Landtagsabgeordnete Maria Hochgruber Kuenzer mahnt: drei Studien fordern kritische Betrachtungen
Zum ersten Mal in Südtirol sind fast zeitgleich drei für die Landwirtschaft wichtige Studien erschienen: Die Landwirtschaftszählung 2010, die Bauernbund-Sozialstudie 2010 und die vom Astat durchgeführte Armutsstudie 2008-09. Landtagsabgeordnete Maria Hochgruber Kuenzer zieht kritisch Bilanz.
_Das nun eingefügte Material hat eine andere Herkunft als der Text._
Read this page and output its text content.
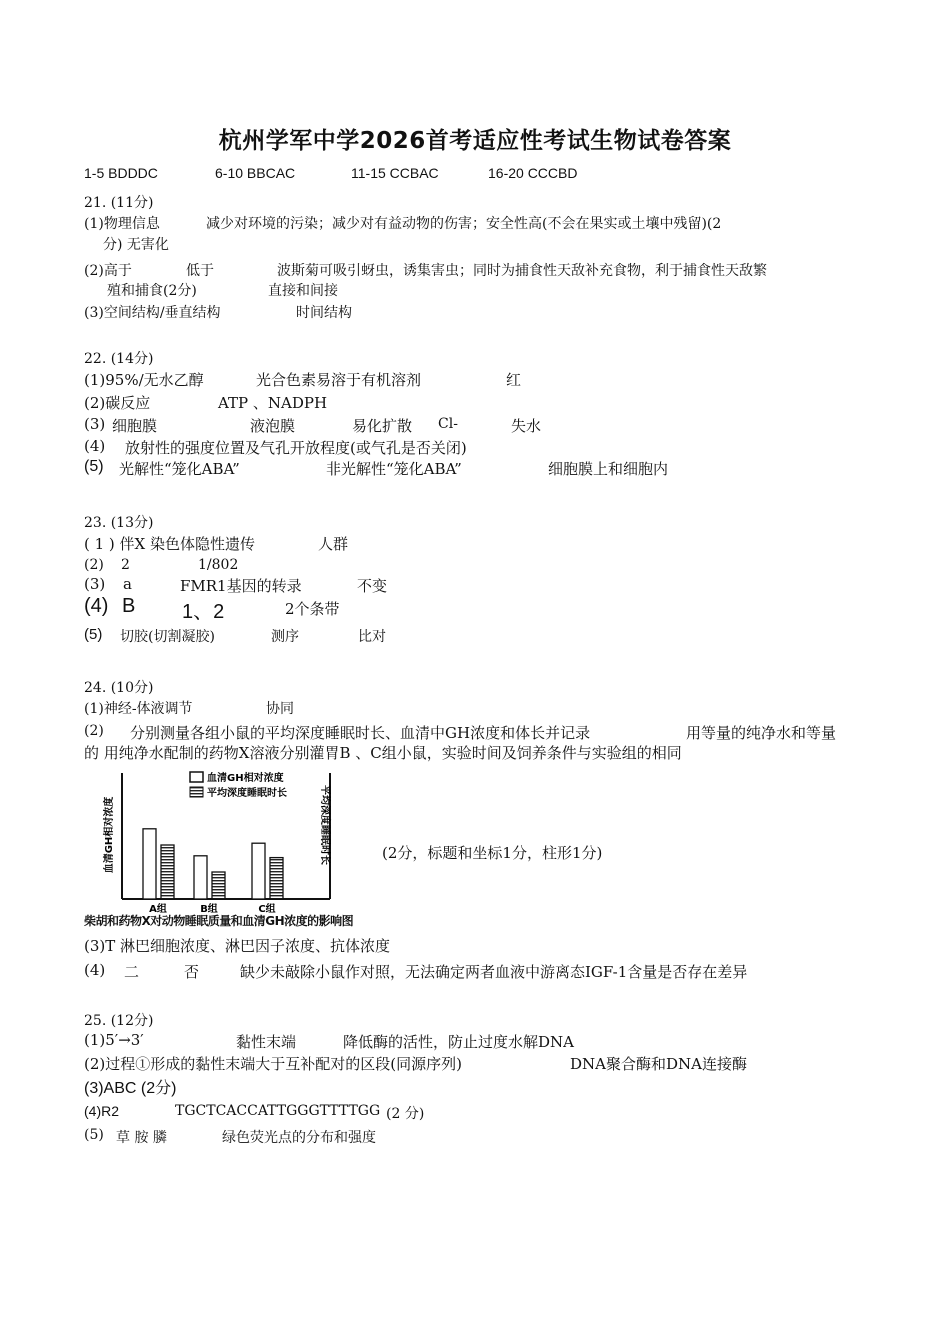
杭州学军中学2026首考适应性考试生物试卷答案
1-5 BDDDC	6-10 BBCAC	11-15 CCBAC	16-20 CCCBD
21. (11分)
(1)物理信息	减少对环境的污染；减少对有益动物的伤害；安全性高(不会在果实或土壤中残留)(2
分) 无害化
(2)高于	低于	波斯菊可吸引蚜虫，诱集害虫；同时为捕食性天敌补充食物，利于捕食性天敌繁
殖和捕食(2分)	直接和间接
(3)空间结构/垂直结构	时间结构
22. (14分)
(1)95%/无水乙醇	光合色素易溶于有机溶剂	红
(2)碳反应	ATP 、NADPH
(3) 细胞膜	液泡膜	易化扩散 Cl-	失水
(4) 放射性的强度位置及气孔开放程度(或气孔是否关闭)
(5) 光解性“笼化ABA”	非光解性“笼化ABA”	细胞膜上和细胞内
23. (13分)
( 1 ) 伴X 染色体隐性遗传	人群
(2) 2	1/802
(3) a	FMR1基因的转录	不变
(4) B 1、2	2个条带
(5) 切胶(切割凝胶)	测序	比对
24. (10分)
(1)神经-体液调节	协同
(2) 分别测量各组小鼠的平均深度睡眠时长、血清中GH浓度和体长并记录	用等量的纯净水和等量
的 用纯净水配制的药物X溶液分别灌胃B 、C组小鼠，实验时间及饲养条件与实验组的相同
血清GH相对浓度	平均深度睡眠时长
血清GH相对浓度
平均深度睡眠时长
A组	B组	C组
(2分，标题和坐标1分，柱形1分)
柴胡和药物X对动物睡眠质量和血清GH浓度的影响图
(3)T 淋巴细胞浓度、淋巴因子浓度、抗体浓度
(4) 二	否	缺少未敲除小鼠作对照，无法确定两者血液中游离态IGF-1含量是否存在差异
25. (12分)
(1)5′→3′	黏性末端	降低酶的活性，防止过度水解DNA
(2)过程①形成的黏性末端大于互补配对的区段(同源序列)	DNA聚合酶和DNA连接酶
(3)ABC (2分)
(4)R2	TGCTCACCATTGGGTTTTGG (2 分)
(5) 草 胺 膦	绿色荧光点的分布和强度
Unsere Höfe und somit unsere Dörfer sind in Gefahr. Zum einen belegen die Studien, dass 17% der Familien mit zwei Kindern und fast 35% mit drei und mehr Kindern armutsgefährdet sind. Und zum anderen: Wie sollen junge Leute am Hof eine Existenz gründen und eine Familie ernähren können, wenn der Betriebsinhaber durchschnittlich 50 Jahre alt ist?", so die Landtagsabgeordnete Kuenzer kritisch. Durch finanzielle Unsicherheiten im Alter, niedrige bzw. schrumpfende Renten und Übergang vom lohn- zum beitragsbezogenen Rentensystem übergeben viele Bauern erst sehr spät den Hof, was für die Zukunft der jungen Leute am Hof fatale Folgen hat.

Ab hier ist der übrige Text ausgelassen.